5 molecules connected in a “cis-fashion” will be at the vertices of a regular pentagon, and 20 at the vertices of a dodecahedron (Fig. 2). The angles between bonds will be equal to 108°, i.e., will be only slightly smaller than the tetrahedral angle. Filling space with regular dodecahedra without gaps, as is known, is impossible. But, allowing angular fluctuations within the limits 112–107°*, small changes in bond lengths, and also a slightly non-coplanar arrangement of the molecules forming a pentagon, it is possible to fill an arbitrarily large space with molecules connected only in the cis-fashion. The resulting structure will not, in general, possess three-dimensional periodicity and, consequently, cannot be realized in a crystalline solid. In the mentioned structures of gas hydrates (⁷, ⁸), in order to achieve periodicity, 12-hedra regularly alternate with 14- or 16-hedra containing hexagonal faces along with pentagonal ones.
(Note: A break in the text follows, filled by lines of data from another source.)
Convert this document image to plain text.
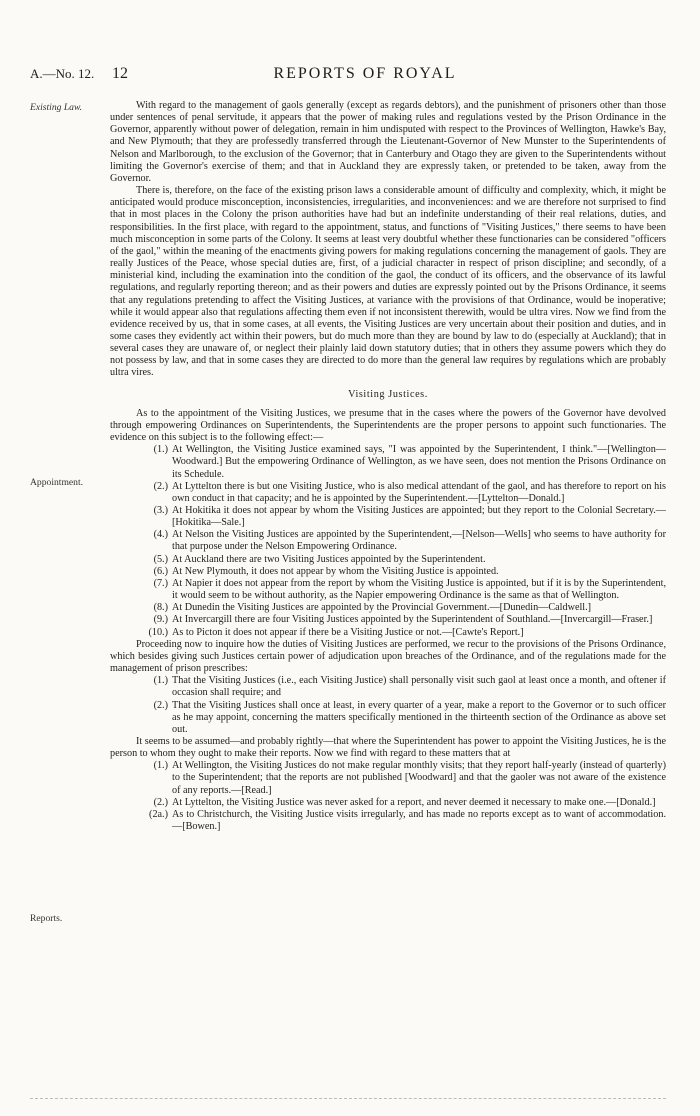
A.—No. 12. 12	REPORTS OF ROYAL
Existing Law.
Appointment.
Reports.

With regard to the management of gaols generally (except as regards debtors), and the punishment of prisoners other than those under sentences of penal servitude, it appears that the power of making rules and regulations vested by the Prison Ordinance in the Governor, apparently without power of delegation, remain in him undisputed with respect to the Provinces of Wellington, Hawke's Bay, and New Plymouth; that they are professedly transferred through the Lieutenant-Governor of New Munster to the Superintendents of Nelson and Marlborough, to the exclusion of the Governor; that in Canterbury and Otago they are given to the Superintendents without limiting the Governor's exercise of them; and that in Auckland they are expressly taken, or pretended to be taken, away from the Governor.

There is, therefore, on the face of the existing prison laws a considerable amount of difficulty and complexity, which, it might be anticipated would produce misconception, inconsistencies, irregularities, and inconveniences: and we are therefore not surprised to find that in most places in the Colony the prison authorities have had but an indefinite understanding of their real relations, duties, and responsibilities. In the first place, with regard to the appointment, status, and functions of "Visiting Justices," there seems to have been much misconception in some parts of the Colony. It seems at least very doubtful whether these functionaries can be considered "officers of the gaol," within the meaning of the enactments giving powers for making regulations concerning the management of gaols. They are really Justices of the Peace, whose special duties are, first, of a judicial character in respect of prison discipline; and secondly, of a ministerial kind, including the examination into the condition of the gaol, the conduct of its officers, and the observance of its lawful regulations, and regularly reporting thereon; and as their powers and duties are expressly pointed out by the Prisons Ordinance, it seems that any regulations pretending to affect the Visiting Justices, at variance with the provisions of that Ordinance, would be inoperative; while it would appear also that regulations affecting them even if not inconsistent therewith, would be ultra vires. Now we find from the evidence received by us, that in some cases, at all events, the Visiting Justices are very uncertain about their position and duties, and in some cases they evidently act within their powers, but do much more than they are bound by law to do (especially at Auckland); that in several cases they are unaware of, or neglect their plainly laid down statutory duties; that in others they assume powers which they do not possess by law, and that in some cases they are directed to do more than the general law requires by regulations which are probably ultra vires.

Visiting Justices.

As to the appointment of the Visiting Justices, we presume that in the cases where the powers of the Governor have devolved through empowering Ordinances on Superintendents, the Superintendents are the proper persons to appoint such functionaries. The evidence on this subject is to the following effect:—

(1.) At Wellington, the Visiting Justice examined says, "I was appointed by the Superintendent, I think."—[Wellington—Woodward.] But the empowering Ordinance of Wellington, as we have seen, does not mention the Prisons Ordinance on its Schedule.
(2.) At Lyttelton there is but one Visiting Justice, who is also medical attendant of the gaol, and has therefore to report on his own conduct in that capacity; and he is appointed by the Superintendent.—[Lyttelton—Donald.]
(3.) At Hokitika it does not appear by whom the Visiting Justices are appointed; but they report to the Colonial Secretary.—[Hokitika—Sale.]
(4.) At Nelson the Visiting Justices are appointed by the Superintendent,—[Nelson—Wells] who seems to have authority for that purpose under the Nelson Empowering Ordinance.
(5.) At Auckland there are two Visiting Justices appointed by the Superintendent.
(6.) At New Plymouth, it does not appear by whom the Visiting Justice is appointed.
(7.) At Napier it does not appear from the report by whom the Visiting Justice is appointed, but if it is by the Superintendent, it would seem to be without authority, as the Napier empowering Ordinance is the same as that of Wellington.
(8.) At Dunedin the Visiting Justices are appointed by the Provincial Government.—[Dunedin—Caldwell.]
(9.) At Invercargill there are four Visiting Justices appointed by the Superintendent of Southland.—[Invercargill—Fraser.]
(10.) As to Picton it does not appear if there be a Visiting Justice or not.—[Cawte's Report.]

Proceeding now to inquire how the duties of Visiting Justices are performed, we recur to the provisions of the Prisons Ordinance, which besides giving such Justices certain power of adjudication upon breaches of the Ordinance, and of the regulations made for the management of prison prescribes:

(1.) That the Visiting Justices (i.e., each Visiting Justice) shall personally visit such gaol at least once a month, and oftener if occasion shall require; and
(2.) That the Visiting Justices shall once at least, in every quarter of a year, make a report to the Governor or to such officer as he may appoint, concerning the matters specifically mentioned in the thirteenth section of the Ordinance as above set out.

It seems to be assumed—and probably rightly—that where the Superintendent has power to appoint the Visiting Justices, he is the person to whom they ought to make their reports. Now we find with regard to these matters that at

(1.) At Wellington, the Visiting Justices do not make regular monthly visits; that they report half-yearly (instead of quarterly) to the Superintendent; that the reports are not published [Woodward] and that the gaoler was not aware of the existence of any reports.—[Read.]
(2.) At Lyttelton, the Visiting Justice was never asked for a report, and never deemed it necessary to make one.—[Donald.]
(2a.) As to Christchurch, the Visiting Justice visits irregularly, and has made no reports except as to want of accommodation.—[Bowen.]
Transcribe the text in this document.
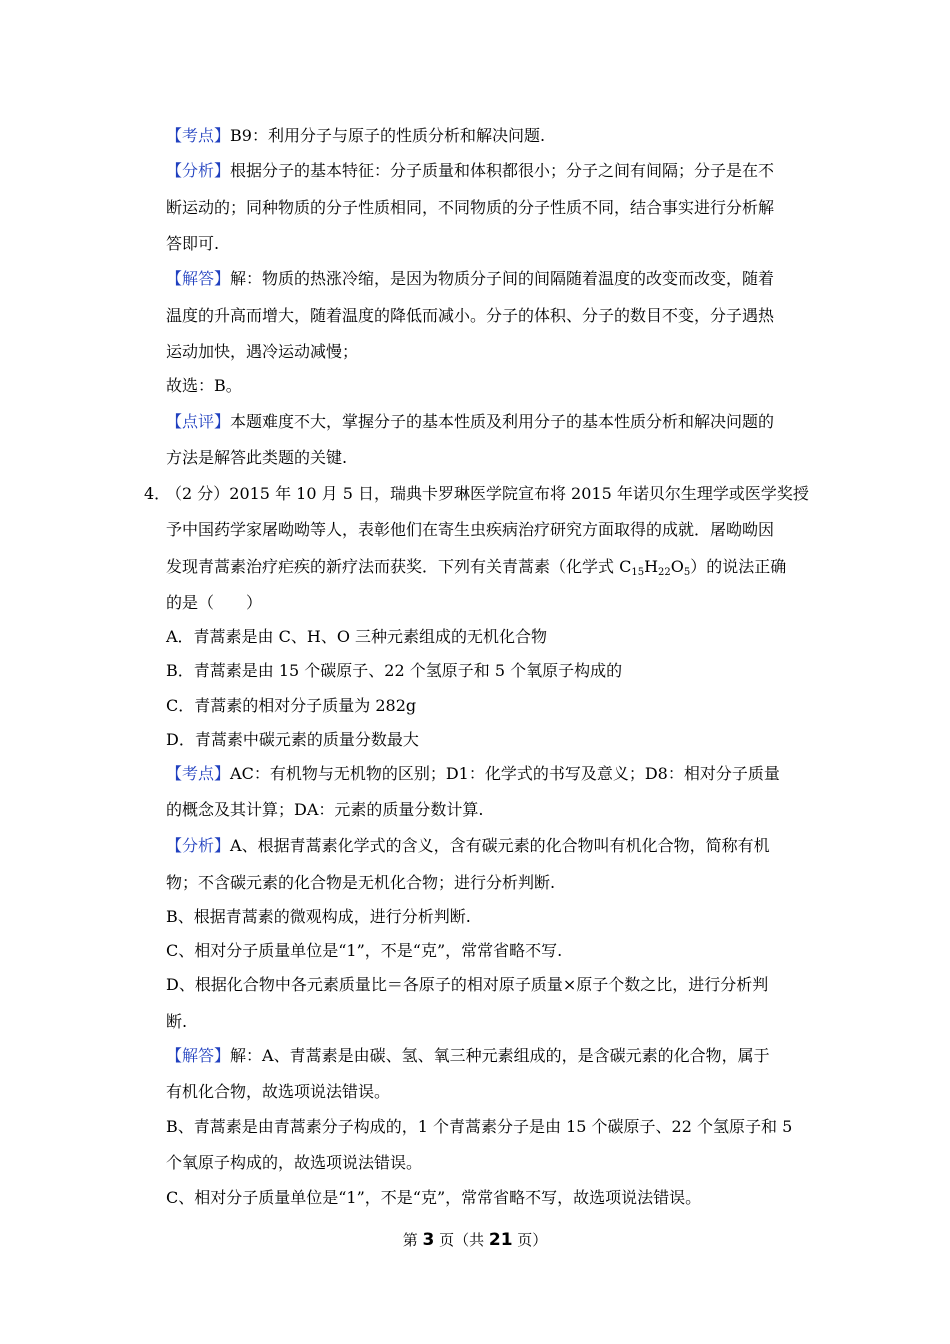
【考点】B9：利用分子与原子的性质分析和解决问题.
【分析】根据分子的基本特征：分子质量和体积都很小；分子之间有间隔；分子是在不
断运动的；同种物质的分子性质相同，不同物质的分子性质不同，结合事实进行分析解
答即可.
【解答】解：物质的热涨冷缩，是因为物质分子间的间隔随着温度的改变而改变，随着
温度的升高而增大，随着温度的降低而减小。分子的体积、分子的数目不变，分子遇热
运动加快，遇冷运动减慢；
故选：B。
【点评】本题难度不大，掌握分子的基本性质及利用分子的基本性质分析和解决问题的
方法是解答此类题的关键.
4．
（2 分）2015 年 10 月 5 日，瑞典卡罗琳医学院宣布将 2015 年诺贝尔生理学或医学奖授
予中国药学家屠呦呦等人，表彰他们在寄生虫疾病治疗研究方面取得的成就．屠呦呦因
发现青蒿素治疗疟疾的新疗法而获奖．下列有关青蒿素（化学式 $C_{15}H_{22}O_5$）的说法正确
的是（　　）
A．青蒿素是由 C、H、O 三种元素组成的无机化合物
B．青蒿素是由 15 个碳原子、22 个氢原子和 5 个氧原子构成的
C．青蒿素的相对分子质量为 282g
D．青蒿素中碳元素的质量分数最大
【考点】AC：有机物与无机物的区别；D1：化学式的书写及意义；D8：相对分子质量
的概念及其计算；DA：元素的质量分数计算.
【分析】A、根据青蒿素化学式的含义，含有碳元素的化合物叫有机化合物，简称有机
物；不含碳元素的化合物是无机化合物；进行分析判断.
B、根据青蒿素的微观构成，进行分析判断.
C、相对分子质量单位是“1”，不是“克”，常常省略不写.
D、根据化合物中各元素质量比＝各原子的相对原子质量×原子个数之比，进行分析判
断.
【解答】解：A、青蒿素是由碳、氢、氧三种元素组成的，是含碳元素的化合物，属于
有机化合物，故选项说法错误。
B、青蒿素是由青蒿素分子构成的，1 个青蒿素分子是由 15 个碳原子、22 个氢原子和 5
个氧原子构成的，故选项说法错误。
C、相对分子质量单位是“1”，不是“克”，常常省略不写，故选项说法错误。
第 3 页（共 21 页）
The density of water possessing the resulting cis-structure should be approximately \(0.9\ \mathrm{g/cm^3}\). The radial distribution of particles in it is as follows:

Here \(R\) is the distance from an arbitrarily chosen particle; \(n\) is the number of particles separated from the chosen one by this distance. The length of the \(\mathrm{H_2O—H_2O}\) bond is taken to be, on average, \(2.8\ \text{Å}\). This radial distribution is in complete agreement with the experimental data for liquid water. The maxima of the experimental radial-distribution function for water occur at 2.9 and 4.5 Å, and at 6.6 Å an inflection is observed in the plot of the function (⁹, ¹⁰).

Fig. 2. Framework of water molecules connected only in the cis-fashion; some of the molecules are shown as tetrahedra; only the molecules forming the front faces of the dodecahedron are shown.

In order for the density to be equal to \(1\ \mathrm{g/cm^3}\), it is necessary to allow the introduction of molecules into part of the dodecahedral voids. In view of the absence in the experimental function of a maximum at 3.7 Å (the distance to the center of the dodecahedron), these molecules are apparently not located at the centers of the voids. To attain a density of \(1\ \mathrm{g/cm^3}\), it is necessary to fill about \(2/3\) of the voids; in this case the mean coordination number of a water molecule will be approximately 4.5, which is in agreement with the experimental data.

Thus, the structure of liquid water obtained from the assumption of the cis-character of the bonds between molecules is in good agreement with Pauling’s results and also leads to the conclusion that dodecahedral formations of water molecules exist.

All-Union Scientific Research Institute
of Transport Construction

Received
30 XI 1960

REFERENCES CITED

1. J. Bernal, Nature, 183, 141 (1959).
2. J. Bernal, Proc. Roy. Inst. Gr. Brit., 37, No. 4, 355 (1959).
3. J. Bernal, Sci. Am., 203, No. 2 (1960).
4. L. Pauling, The Hydrogen Bonding, London, 1959, p. 3.
5. P. O. Owston, Adv. of Phys., 7, No. 26 (1958).
6. N. Bjerrum, Dan. Mat. Fys. Medd., 27, No. 1 (1951).
7. L. Pauling, R. Marsh, Proc. Nat. Acad. Sci. USA, 38, 112 (1952).
8. W. Claussen, J. Chem. Phys., 19, 259, 662, 1425 (1951).
9. J. Morgan, B. Warren, J. Chem. Phys., 6, 666 (1938).
10. W. Brady, W. Romanow, J. Chem. Phys., 32, No. 1, 306 (1960).

* A bond situated symmetrically with respect to three edges of a dodecahedron meeting at one vertex forms angles of \(110^\circ 54'\) with them.